Em 10
de Abril de 1892, José Malhoa faz mais uma das suas habituais viagens até
Figueiró dos Vinhos. Desta, como de mais algumas outras, deixou-nos o registo
do itinerário. Em dois cartões de viagem, 205x125mm, quase em banda desenhada.
Estes foram resgatados há muito pouco tempo. Seremos os primeiros a vê-los, ao
fim de muitos anos.
Sigamos pois a estória. Que tem
título e tudo:
«Viagem a Figueiró dos Vinhos (de Lisbôa a Payalvo) 10 Abril 92»

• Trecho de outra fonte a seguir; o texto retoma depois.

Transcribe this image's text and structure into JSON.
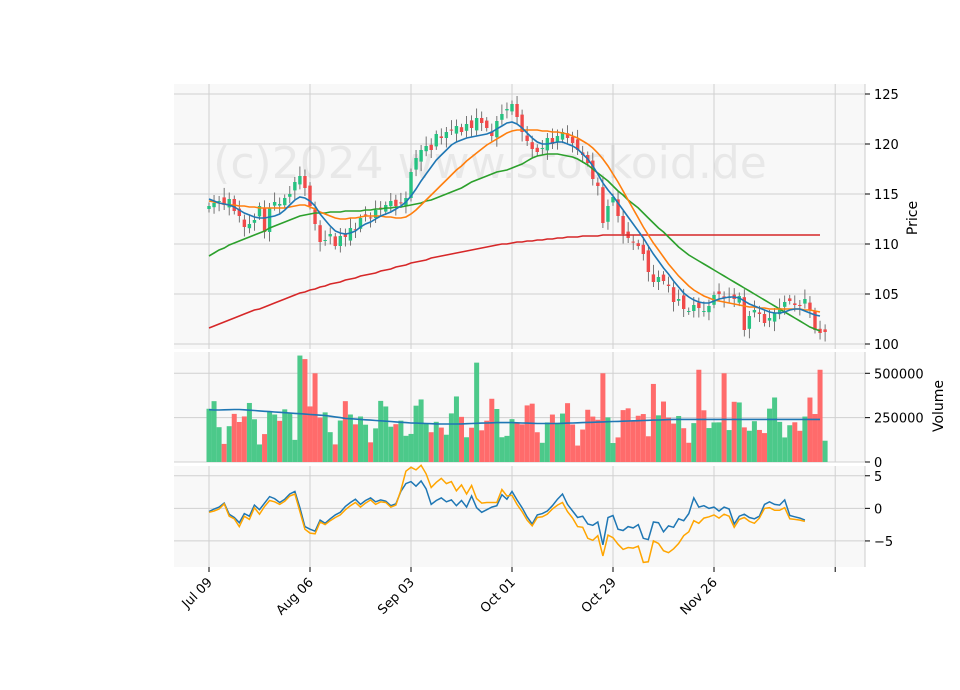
{
  "watermark": "(c)2024 www.stockoid.de",
  "chart_data": {
    "type": "candlestick",
    "x_tick_labels": [
      "Jul 09",
      "Aug 06",
      "Sep 03",
      "Oct 01",
      "Oct 29",
      "Nov 26"
    ],
    "x_tick_days": [
      0,
      20,
      40,
      60,
      80,
      100
    ],
    "price_panel": {
      "ylabel": "Price",
      "ylim": [
        99.5,
        126
      ],
      "yticks": [
        100,
        105,
        110,
        115,
        120,
        125
      ],
      "close_series": [
        113.8,
        114.1,
        114.3,
        113.9,
        114.5,
        113.3,
        112.8,
        111.7,
        112.0,
        112.4,
        113.8,
        111.2,
        113.6,
        114.2,
        114.0,
        114.6,
        115.0,
        116.2,
        116.8,
        115.6,
        113.8,
        112.0,
        110.2,
        110.4,
        111.0,
        109.8,
        110.8,
        110.7,
        111.6,
        111.4,
        112.6,
        112.9,
        112.6,
        113.4,
        113.6,
        113.9,
        114.3,
        113.8,
        114.1,
        114.6,
        117.2,
        118.6,
        119.4,
        119.8,
        119.4,
        121.0,
        120.6,
        121.2,
        121.4,
        121.8,
        121.2,
        122.0,
        121.6,
        122.6,
        122.1,
        121.6,
        120.8,
        122.3,
        123.0,
        123.5,
        124.0,
        122.7,
        121.2,
        120.3,
        119.5,
        119.2,
        119.6,
        120.6,
        120.0,
        120.8,
        121.2,
        120.6,
        120.1,
        119.4,
        118.9,
        118.1,
        116.5,
        115.8,
        112.1,
        113.8,
        114.7,
        112.8,
        111.0,
        110.6,
        110.2,
        109.8,
        109.0,
        107.2,
        106.2,
        106.7,
        106.3,
        105.8,
        104.2,
        104.5,
        103.5,
        103.3,
        103.9,
        103.6,
        103.3,
        103.8,
        104.9,
        105.0,
        104.6,
        104.7,
        104.5,
        104.8,
        101.4,
        102.8,
        103.4,
        103.0,
        102.1,
        102.6,
        103.1,
        103.6,
        104.2,
        104.3,
        103.9,
        103.8,
        104.5,
        103.4,
        101.4,
        101.1,
        101.2
      ],
      "sma_blue": [
        114.5,
        114.3,
        114.1,
        114.0,
        113.9,
        113.7,
        113.4,
        113.1,
        112.9,
        112.7,
        112.6,
        112.6,
        112.7,
        112.8,
        113.0,
        113.4,
        113.9,
        114.4,
        114.7,
        114.6,
        114.3,
        113.8,
        113.0,
        112.4,
        111.8,
        111.3,
        111.1,
        111.0,
        111.1,
        111.3,
        111.7,
        112.0,
        112.2,
        112.5,
        112.8,
        113.0,
        113.2,
        113.5,
        113.8,
        114.2,
        114.8,
        115.5,
        116.3,
        117.0,
        117.7,
        118.4,
        118.9,
        119.4,
        119.9,
        120.2,
        120.4,
        120.6,
        120.7,
        120.8,
        120.9,
        121.0,
        121.2,
        121.5,
        121.8,
        122.1,
        122.2,
        122.0,
        121.6,
        121.1,
        120.6,
        120.2,
        120.0,
        120.0,
        120.1,
        120.2,
        120.2,
        120.0,
        119.8,
        119.5,
        119.0,
        118.5,
        117.8,
        117.0,
        116.1,
        115.4,
        114.8,
        114.1,
        113.4,
        112.7,
        112.0,
        111.3,
        110.6,
        109.8,
        109.0,
        108.3,
        107.6,
        107.0,
        106.3,
        105.7,
        105.1,
        104.7,
        104.4,
        104.2,
        104.1,
        104.1,
        104.3,
        104.5,
        104.6,
        104.7,
        104.7,
        104.6,
        104.3,
        104.0,
        103.8,
        103.6,
        103.4,
        103.2,
        103.1,
        103.1,
        103.2,
        103.4,
        103.5,
        103.5,
        103.3,
        103.1,
        102.9,
        102.8
      ],
      "sma_orange": [
        114.3,
        114.2,
        114.1,
        114.0,
        113.9,
        113.9,
        113.8,
        113.8,
        113.7,
        113.7,
        113.6,
        113.6,
        113.6,
        113.6,
        113.6,
        113.6,
        113.7,
        113.8,
        113.9,
        113.9,
        113.7,
        113.5,
        113.2,
        113.0,
        112.8,
        112.6,
        112.5,
        112.5,
        112.6,
        112.6,
        112.7,
        112.8,
        112.8,
        112.8,
        112.8,
        112.7,
        112.7,
        112.6,
        112.6,
        112.7,
        113.0,
        113.4,
        113.9,
        114.4,
        114.9,
        115.4,
        115.9,
        116.4,
        116.9,
        117.4,
        117.8,
        118.3,
        118.7,
        119.1,
        119.5,
        119.9,
        120.2,
        120.5,
        120.8,
        121.1,
        121.3,
        121.4,
        121.4,
        121.4,
        121.4,
        121.4,
        121.3,
        121.3,
        121.2,
        121.2,
        121.1,
        121.0,
        120.8,
        120.6,
        120.3,
        120.0,
        119.6,
        119.1,
        118.5,
        117.8,
        117.0,
        116.2,
        115.3,
        114.4,
        113.5,
        112.6,
        111.7,
        110.9,
        110.1,
        109.4,
        108.7,
        108.0,
        107.4,
        106.8,
        106.3,
        105.8,
        105.4,
        105.1,
        104.8,
        104.6,
        104.4,
        104.3,
        104.2,
        104.1,
        104.0,
        103.9,
        103.8,
        103.7,
        103.7,
        103.6,
        103.6,
        103.5,
        103.5,
        103.5,
        103.5,
        103.5,
        103.5,
        103.5,
        103.4,
        103.4,
        103.3,
        103.2
      ],
      "sma_green": [
        108.8,
        109.1,
        109.4,
        109.6,
        109.9,
        110.1,
        110.3,
        110.5,
        110.7,
        110.9,
        111.1,
        111.3,
        111.6,
        111.8,
        112.0,
        112.2,
        112.4,
        112.6,
        112.8,
        112.9,
        113.0,
        113.1,
        113.1,
        113.1,
        113.2,
        113.2,
        113.2,
        113.3,
        113.3,
        113.3,
        113.3,
        113.4,
        113.4,
        113.5,
        113.5,
        113.6,
        113.6,
        113.7,
        113.7,
        113.8,
        113.9,
        114.0,
        114.1,
        114.3,
        114.4,
        114.6,
        114.8,
        115.0,
        115.2,
        115.4,
        115.6,
        115.9,
        116.2,
        116.4,
        116.6,
        116.8,
        117.0,
        117.2,
        117.3,
        117.4,
        117.6,
        117.8,
        118.0,
        118.3,
        118.6,
        118.8,
        118.9,
        119.0,
        119.0,
        119.0,
        118.9,
        118.8,
        118.7,
        118.5,
        118.2,
        117.9,
        117.5,
        117.1,
        116.7,
        116.3,
        115.8,
        115.3,
        114.9,
        114.4,
        114.0,
        113.6,
        113.1,
        112.6,
        112.1,
        111.6,
        111.2,
        110.7,
        110.2,
        109.7,
        109.3,
        108.9,
        108.6,
        108.3,
        108.0,
        107.7,
        107.4,
        107.1,
        106.8,
        106.5,
        106.2,
        105.9,
        105.6,
        105.3,
        105.0,
        104.7,
        104.4,
        104.1,
        103.8,
        103.5,
        103.2,
        102.9,
        102.6,
        102.3,
        102.0,
        101.7,
        101.5,
        101.3
      ],
      "sma_red": [
        101.6,
        101.8,
        102.0,
        102.2,
        102.4,
        102.6,
        102.8,
        103.0,
        103.2,
        103.4,
        103.5,
        103.7,
        103.9,
        104.1,
        104.3,
        104.5,
        104.7,
        104.9,
        105.1,
        105.2,
        105.4,
        105.5,
        105.7,
        105.8,
        106.0,
        106.1,
        106.2,
        106.4,
        106.5,
        106.6,
        106.8,
        106.9,
        107.0,
        107.1,
        107.3,
        107.4,
        107.5,
        107.7,
        107.8,
        107.9,
        108.1,
        108.2,
        108.3,
        108.4,
        108.6,
        108.7,
        108.8,
        108.9,
        109.0,
        109.1,
        109.2,
        109.3,
        109.4,
        109.5,
        109.6,
        109.7,
        109.8,
        109.9,
        110.0,
        110.0,
        110.1,
        110.2,
        110.2,
        110.3,
        110.3,
        110.4,
        110.4,
        110.5,
        110.5,
        110.6,
        110.6,
        110.7,
        110.7,
        110.7,
        110.8,
        110.8,
        110.8,
        110.8,
        110.9,
        110.9,
        110.9,
        110.9,
        110.9,
        110.9,
        110.9,
        110.9,
        110.9,
        110.9,
        110.9,
        110.9,
        110.9,
        110.9,
        110.9,
        110.9,
        110.9,
        110.9,
        110.9,
        110.9,
        110.9,
        110.9,
        110.9,
        110.9,
        110.9,
        110.9,
        110.9,
        110.9,
        110.9,
        110.9,
        110.9,
        110.9,
        110.9,
        110.9,
        110.9,
        110.9,
        110.9,
        110.9,
        110.9,
        110.9,
        110.9,
        110.9,
        110.9,
        110.9
      ]
    },
    "volume_panel": {
      "ylabel": "Volume",
      "ylim": [
        0,
        620000
      ],
      "yticks": [
        0,
        250000,
        500000
      ],
      "volume_ma": [
        295000,
        293000,
        293000,
        294000,
        295000,
        296000,
        296000,
        294000,
        292000,
        290000,
        288000,
        286000,
        284000,
        282000,
        280000,
        278000,
        276000,
        274000,
        272000,
        270000,
        268000,
        266000,
        264000,
        262000,
        258000,
        254000,
        250000,
        246000,
        244000,
        242000,
        240000,
        238000,
        236000,
        234000,
        232000,
        230000,
        228000,
        226000,
        224000,
        222000,
        220000,
        219000,
        218000,
        217000,
        216000,
        215000,
        214000,
        214000,
        214000,
        214000,
        215000,
        216000,
        217000,
        218000,
        219000,
        220000,
        221000,
        222000,
        222000,
        222000,
        222000,
        221000,
        220000,
        219000,
        218000,
        217000,
        217000,
        217000,
        217000,
        217000,
        218000,
        219000,
        220000,
        221000,
        222000,
        223000,
        224000,
        225000,
        226000,
        227000,
        228000,
        229000,
        230000,
        231000,
        232000,
        233000,
        234000,
        235000,
        236000,
        237000,
        238000,
        239000,
        240000,
        240000,
        240000,
        240000,
        240000,
        240000,
        240000,
        240000,
        240000,
        240000,
        240000,
        240000,
        240000,
        240000,
        240000,
        240000,
        240000,
        240000,
        240000,
        240000,
        240000,
        240000,
        240000,
        240000,
        240000,
        240000,
        240000,
        240000,
        240000,
        240000
      ]
    },
    "indicator_panel": {
      "ylim": [
        -9,
        6.5
      ],
      "yticks": [
        -5,
        0,
        5
      ],
      "series": [
        {
          "color": "#1f77b4",
          "values": [
            -0.5,
            -0.1,
            0.2,
            0.8,
            -0.9,
            -1.4,
            -2.2,
            -0.8,
            -1.2,
            0.5,
            -0.2,
            0.8,
            1.8,
            1.5,
            0.9,
            1.4,
            2.2,
            2.6,
            0.1,
            -2.8,
            -3.2,
            -3.5,
            -1.8,
            -2.3,
            -1.6,
            -1.0,
            -0.6,
            0.3,
            0.9,
            1.4,
            0.6,
            1.2,
            1.6,
            1.0,
            1.3,
            1.1,
            0.4,
            0.7,
            2.6,
            3.8,
            4.1,
            3.4,
            4.2,
            3.0,
            0.6,
            1.2,
            1.6,
            1.0,
            1.3,
            0.4,
            1.2,
            0.2,
            1.9,
            0.1,
            -0.6,
            -0.2,
            0.2,
            0.4,
            2.1,
            1.4,
            2.6,
            1.3,
            0.1,
            -1.3,
            -2.4,
            -1.0,
            -0.8,
            -0.4,
            0.4,
            1.4,
            2.2,
            0.6,
            -0.4,
            -1.4,
            -1.2,
            -2.4,
            -2.6,
            -2.1,
            -5.6,
            -1.4,
            -1.1,
            -3.2,
            -3.4,
            -2.8,
            -3.0,
            -2.5,
            -4.6,
            -4.8,
            -2.1,
            -2.2,
            -3.6,
            -2.7,
            -2.9,
            -1.6,
            -1.9,
            -0.8,
            1.6,
            0.2,
            0.4,
            0.0,
            0.2,
            -0.4,
            0.2,
            -0.1,
            -2.4,
            -1.2,
            -0.9,
            -1.4,
            -1.6,
            -1.2,
            0.6,
            1.0,
            0.6,
            0.5,
            1.3,
            -1.1,
            -1.3,
            -1.5,
            -1.8
          ]
        },
        {
          "color": "#ffa500",
          "values": [
            -0.6,
            -0.4,
            -0.1,
            0.7,
            -1.2,
            -1.6,
            -2.8,
            -1.2,
            -1.7,
            0.1,
            -0.9,
            0.3,
            1.2,
            1.0,
            0.6,
            1.1,
            1.9,
            2.2,
            -0.5,
            -3.2,
            -3.8,
            -3.9,
            -2.1,
            -2.5,
            -1.9,
            -1.4,
            -1.0,
            -0.2,
            0.4,
            0.9,
            0.2,
            0.8,
            1.3,
            0.6,
            1.0,
            0.9,
            0.2,
            0.5,
            2.8,
            5.7,
            6.3,
            5.9,
            6.6,
            5.3,
            3.2,
            4.0,
            4.6,
            3.8,
            4.1,
            2.7,
            3.6,
            2.2,
            3.5,
            1.5,
            0.8,
            0.9,
            0.9,
            0.9,
            2.9,
            1.9,
            2.0,
            0.6,
            -0.5,
            -1.8,
            -2.7,
            -1.4,
            -1.3,
            -0.9,
            -0.1,
            0.5,
            0.9,
            -0.5,
            -1.5,
            -2.8,
            -2.9,
            -4.6,
            -4.9,
            -4.2,
            -7.3,
            -4.1,
            -4.5,
            -5.5,
            -6.3,
            -6.0,
            -6.1,
            -5.8,
            -8.3,
            -8.2,
            -5.0,
            -5.4,
            -6.5,
            -6.8,
            -6.2,
            -5.4,
            -4.2,
            -3.6,
            -1.9,
            -2.3,
            -1.5,
            -1.3,
            -1.0,
            -1.5,
            -0.9,
            -1.2,
            -2.9,
            -1.7,
            -1.4,
            -2.0,
            -2.3,
            -1.5,
            0.0,
            0.1,
            -0.3,
            -0.3,
            0.1,
            -1.6,
            -1.7,
            -1.8,
            -2.0
          ]
        }
      ]
    }
  }
}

Apanhado o combóio a vapor na novíssima Estação do Rocio,
inaugurada havia menos de um ano, talvez, ou então na mais antiga de Santa
Apolónia, a viagem começou.
Para trás Malhoa deixava os quatorze quadros expostos no
segundo salão do Grémio, entre os quais os 16,5 m2 de O último interrogatório do marquês de Pombal, o tal, sobre o qual
já Fialho havia escrito [1] «atirou-lhe pr’a cima uma
prodigiosa quantidade de tintas, de côres varias...» e desancado até ao fim,
não por falta de arte «…ha nesse quadro uma riqueza de seiva que faz honra a
Malhôa, e nos demonstra estar elle completamente senhor do métier», mas por grande incómodo e incompreensão da cena. Uma visão
jacobina da crítica contra a alegada «beatice» de um Malhoa «jesuíta», então a
levar por tabela, convém lembrar.
E ainda faltava o João Sincero, que havia de
verborrear pela mesma medida, dali a dez dias, no Occidente…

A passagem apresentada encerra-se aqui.